La finesse d’écriture et d’interprétation de Claude-Inga Barbey réjouit le public depuis des années. Heidi.news ne boude ainsi ni son plaisir ni sa fierté d’accueillir l’artiste pour des chroniques bimensuelles. Il fallait bien cela pour assurer la succession de Géraldine Savary, qui a cessé ses rencontres pour Heidi.news à la fin de l'an dernier. En vidéo, Claude-Inga Barbey a démarré la série Toc! pour le site de nos confrères du Temps.

C’est venu insidieusement. Pendant le premier confinement j’ai écouté Dracula en audio. Une écoute frissonnante de 67 heures, en cousant, en repassant, en cuisinant. Et puis Frankenstein, la créature, en tricotant. Bien à l’abri du virus, confinée entre mes quatre murs, avec, à l’extérieur, cette chiffonnade de moineaux sur les arbres, ce printemps délicieux mais trompeur.

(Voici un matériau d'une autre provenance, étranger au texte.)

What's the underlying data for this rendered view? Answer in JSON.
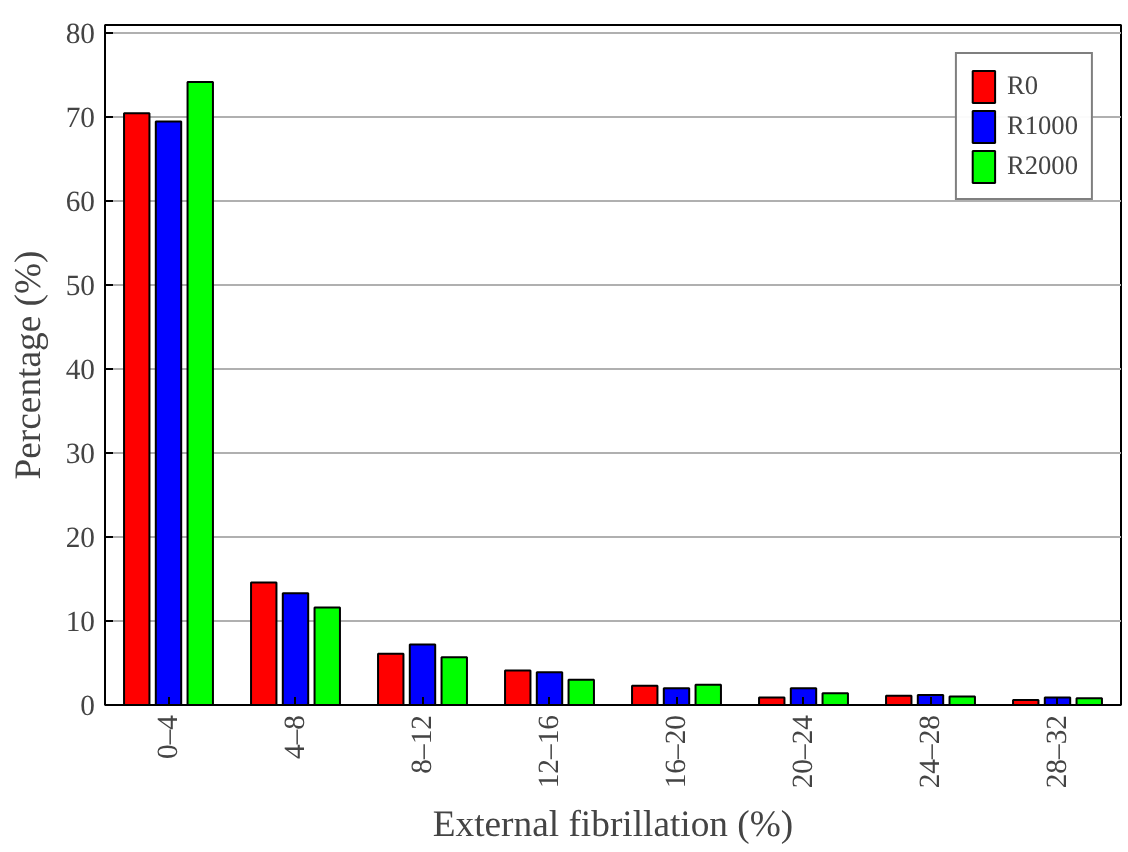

Ensuite j’ai relu Stephan King, Le Fléau, Brume, des histoires qui racontent comment une communauté tranquille peut glisser vers le chaos, menacée par un danger diffus, un mal invisible. Ça me confortait dans l’idée que le monde dans lequel je vivais n’était pas ce qu’il y avait de pire. Ça me donnait une bouffée d’optimisme.

Je continuais à faire mes courses essentielles. Mais je me demandais comment le magasinier de la Coop réagirait s’il se trouvait confronté à une créature monstrueuse ou à un gaz empoisonné. En héros?... Et la femme qui choisit ses bananes, une victime collatérale, une simple figurante? Et l’autre, là, qui achète un litre de bière et des clopes à 9h le matin? En lâche? Est-ce que la jolie caissière resterait à son poste pour scanner les croquettes de la vieille dame, que l’on a déjà vue précédemment promener son chien alors que la Brume commence à assombrir insidieusement le ciel limpide?

Au deuxième confinement, mon rapport à la réalité avait déjà basculé dangereusement sans que je m’en rende vraiment compte. Dans les archétypes de personnages, il y a d’abord le héros qui doute. En général, il doit racheter une faute ou compenser la perte dramatique d’un collègue pendant une mission. Quand ça commence, il est dans un sale état. Il y a aussi le jeune scientifique qui avait tout prévu mais que personne ne croit, le vieux flic proche de la retraite qui se sacrifie, la mère de famille qui est prête à tout pour sauver ses enfants, le politicien véreux et j’en passe…

Tous les sentiments humains sont convoqués pour faire face au danger imminent, cette terrible brume qui nous envahit mais, oh miracle, épargne les enfants.

Je fais partie du film. Nous faisons tous partie de ce mauvais film. Cachés sous nos masques, nous sommes tous des personnages en puissance. Les gentils restaurateurs, les méchants conspirationnistes, ceux qui profitent du chaos pour se refaire un compte en banque, les poètes empêchés, les jeunes étourdis, les vieux effrayés qui n’ont pas envie de disparaître avant la fin du film. Tous. Et vous, qui aimeriez-vous être? Celui qui risque sa vie pour aller chercher des provisions ou celui trahit la communauté pour quelques racines comestibles?

Moi je ne sais pas. Difficile à dire. Dans l’idéal, j’aimerais avoir le rôle principal, celui du type qui doute. Mais, en face du danger, on est étonné parfois par ses propres réactions. Ça s’appelle l’instinct de survie. Et ça, c’est sans appel.

Allez, c’est promis, au troisième confinement, j’arrête les horreurs. Et je lis des trucs sur le «mieux vivre ensemble». Tiens, je vais relire l’intégrale des Schtroumpfs!